Experimental Aircraft Down In Missouri

Fatal Accident Claims One

A single-engine experimental Q2 enroute to a Quickie fly-in crashed shortly after departure from the Taney County Airport in Point Lookout, MO on Friday killing the pilot. FAA records indicate the aircraft was a tri-gear variant of the type shown below.

Airport officials told the Springfield News-Leader that the pilot, Thomas Currie, 48, of New Port Richey, FL landed at Taney County, about 40 miles SSW of Branson, late Thursday afternoon saying he was experiencing "pretty severe vibrations."

Airport manager Mark Parent said Currie discovered a loose prop blade and made repairs without help from anyone at the airport. FAA records indicate Currie was not the original builder of the aircraft. According to Parent, Currie discovered an oil leak while working on the propeller.

Reportedly, Currie was en route to Kansas City to pick up a friend -- the two were to attend a Quickie fly-in at Emporia, KS scheduled this weekend.

Parent saw Currie depart Friday morning between 8:15 and 8:30. A witness in a parking lot on his way to work in Point Lookout spotted the aircraft a few minutes later when the engine went silent and "all of a sudden it winged over, went into a spiral and on down."

Jason Preston, owner of Preston Aviation, who flew over the crash site early Friday said, "(The plane is) completely demolished. Unless you were looking for something, you wouldn't have known it was a plane."

Branson Police officials describe the debris field as "small" with no skid marks or signs of a fire. They said the plane's tail and wings were intact, but separated from the fuselage.
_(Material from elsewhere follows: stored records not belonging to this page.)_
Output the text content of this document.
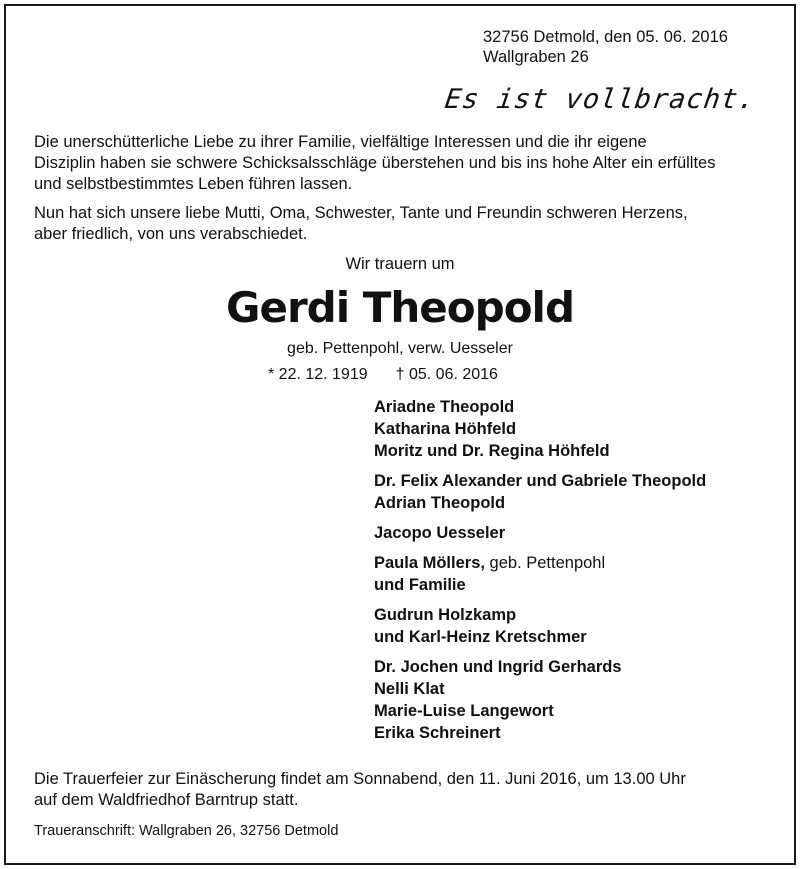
32756 Detmold, den 05. 06. 2016
Wallgraben 26
Es ist vollbracht.
Die unerschütterliche Liebe zu ihrer Familie, vielfältige Interessen und die ihr eigene
Disziplin haben sie schwere Schicksalsschläge überstehen und bis ins hohe Alter ein erfülltes
und selbstbestimmtes Leben führen lassen.
Nun hat sich unsere liebe Mutti, Oma, Schwester, Tante und Freundin schweren Herzens,
aber friedlich, von uns verabschiedet.
Wir trauern um
Gerdi Theopold
geb. Pettenpohl, verw. Uesseler
* 22. 12. 1919 † 05. 06. 2016
Ariadne Theopold
Katharina Höhfeld
Moritz und Dr. Regina Höhfeld
Dr. Felix Alexander und Gabriele Theopold
Adrian Theopold
Jacopo Uesseler
Paula Möllers, geb. Pettenpohl
und Familie
Gudrun Holzkamp
und Karl-Heinz Kretschmer
Dr. Jochen und Ingrid Gerhards
Nelli Klat
Marie-Luise Langewort
Erika Schreinert
Die Trauerfeier zur Einäscherung findet am Sonnabend, den 11. Juni 2016, um 13.00 Uhr
auf dem Waldfriedhof Barntrup statt.
Traueranschrift: Wallgraben 26, 32756 Detmold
Rescue personnel removed Currie's body, but couldn't announce an official cause of death without further investigation.

The Q2 is a two-seat aircraft with a claimed top speed of 180 mph when equipped with the factory-recommended 64 hp engine. The Quickie Aircraft Corporation folded during a lawsuit filed by an injured customer.

No official cause for the accident is known at this time. Representatives from the FAA and the NTSB were expected to be on the scene Saturday.